There have been, and continue to be, big changes in the use of technology to improve the practice.  Firms are investing in AI, expert systems, sophisticated search to deal with big data (ROSS and RAVN as examples) and more. Mobile devices and the supporting technology have  made Attorneys more efficient. This trend will continue and accelerate.

There is strong evidence that investments in technology will be a critical success factor for law firms.  As discussed in the, 2018 Report on the State of the Legal Market by The Center for the Study of the Legal Profession at the Georgetown University Law Center and Thomson Reuters Legal Executive Institute and Peer Monitor® – “Over the last few years, there has been mounting evidence that law firms proactively address the needs of their clients – e.g., by implementing alternative staffing strategies, pursuing flexible pricing models, adopting work process changes, making better use of innovative technologies, and the like – can achieve significant success. In a very interesting and informative study released by Thomson Reuters Legal Executive Institute in November 2017, and based on Peer Monitor® data, the performance of firms across the market during 2014, 2015, and 2016 was analyzed based on their compound annual growth in revenue per lawyer and total profit (net income before distributions to equity partners), as well as their average change in profit margin over the three-year period.41 The relative performance of each firm in each of these categories was placed into a weighted matrix that resulted in a single composite score. Those firms that fell into the top quartile in composite scores were designated as “dynamic firms” and those that fell into the bottom quartile as “static firms.” The study then examined the characteristics of firms in each of these quartiles to determine what might have driven their relative financial success.”

The one factor that differentiated between the two groups of firms may be counter-intuitive. Dynamic firms increased their indirect (or overhead) expenses in almost every category in the rolling 12-month period ending in December 2016, while static firms cut their expenses in many areas. There were two areas in particular in which the groups diverged by fairly wide margins:

  • Marketing and business development expenses – dynamic firms increased by 4.6 percent compared to a 1.8 percent increase by static firms
  • Investments in technology – dynamic firms grew by 3.2 percent while static firms added only 1.2 percent, all on a per-lawyer basis.

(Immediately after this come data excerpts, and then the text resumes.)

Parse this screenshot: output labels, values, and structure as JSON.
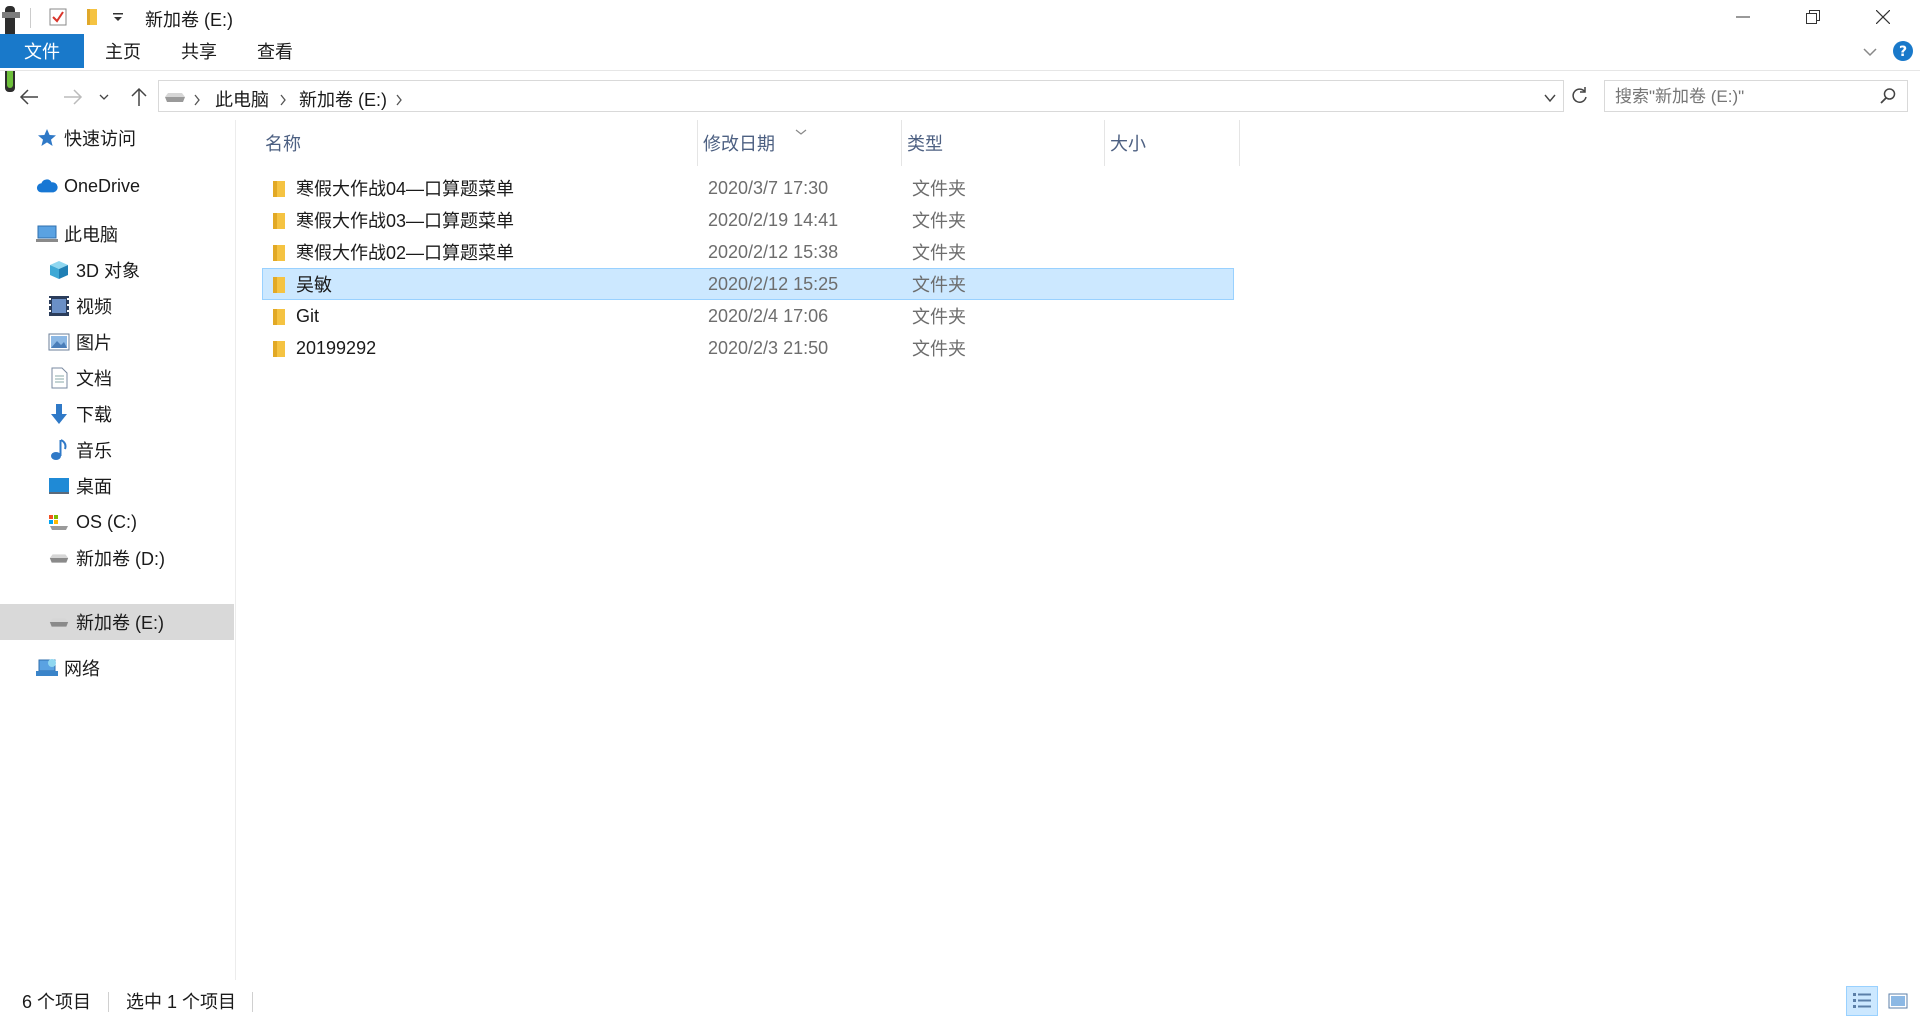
{
  "window": {
    "title": "新加卷 (E:)"
  },
  "ribbon": {
    "tabs": [
      {
        "label": "文件",
        "active": true
      },
      {
        "label": "主页"
      },
      {
        "label": "共享"
      },
      {
        "label": "查看"
      }
    ]
  },
  "address": {
    "crumbs": [
      "此电脑",
      "新加卷 (E:)"
    ]
  },
  "search": {
    "placeholder": "搜索\"新加卷 (E:)\""
  },
  "sidebar": {
    "items": [
      {
        "label": "快速访问",
        "icon": "star-icon"
      },
      {
        "label": "OneDrive",
        "icon": "cloud-icon"
      },
      {
        "label": "此电脑",
        "icon": "computer-icon"
      },
      {
        "label": "3D 对象",
        "icon": "cube-icon"
      },
      {
        "label": "视频",
        "icon": "video-icon"
      },
      {
        "label": "图片",
        "icon": "picture-icon"
      },
      {
        "label": "文档",
        "icon": "document-icon"
      },
      {
        "label": "下载",
        "icon": "download-icon"
      },
      {
        "label": "音乐",
        "icon": "music-icon"
      },
      {
        "label": "桌面",
        "icon": "desktop-icon"
      },
      {
        "label": "OS (C:)",
        "icon": "os-drive-icon"
      },
      {
        "label": "新加卷 (D:)",
        "icon": "drive-icon"
      },
      {
        "label": "新加卷 (E:)",
        "icon": "drive-icon",
        "selected": true
      },
      {
        "label": "网络",
        "icon": "network-icon"
      }
    ]
  },
  "columns": {
    "name": "名称",
    "date": "修改日期",
    "type": "类型",
    "size": "大小"
  },
  "files": [
    {
      "name": "寒假大作战04—口算题菜单",
      "date": "2020/3/7 17:30",
      "type": "文件夹"
    },
    {
      "name": "寒假大作战03—口算题菜单",
      "date": "2020/2/19 14:41",
      "type": "文件夹"
    },
    {
      "name": "寒假大作战02—口算题菜单",
      "date": "2020/2/12 15:38",
      "type": "文件夹"
    },
    {
      "name": "吴敏",
      "date": "2020/2/12 15:25",
      "type": "文件夹",
      "selected": true
    },
    {
      "name": "Git",
      "date": "2020/2/4 17:06",
      "type": "文件夹"
    },
    {
      "name": "20199292",
      "date": "2020/2/3 21:50",
      "type": "文件夹"
    }
  ],
  "status": {
    "count": "6 个项目",
    "selected": "选中 1 个项目"
  },
  "colors": {
    "accent": "#1979ca",
    "selection": "#cce8ff",
    "header_text": "#4d6082",
    "folder": "#f5c342"
  }
}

Dynamic firms said their technology investments were focused on improving workflow efficiency, as well as enhancing their ability to assess profitability and better analyze data.

What Should Firms Do?

There are challenges to law firms in making the right technology investments, achieving strong user adoption and implementing for success. These challenges can be addressed by looking at investments in technology as a key factor in gaining a competitive advantage.  Process improvement and efficiency gains can be obtained in any practice area with appropriate investments in technology.  Firms should engage in a strategic assessment of where process improvement should be made, what is important and available to them, develop a plan and implement the enhancements.  Firms that are not looking at this process will find themselves at a competitive disadvantage.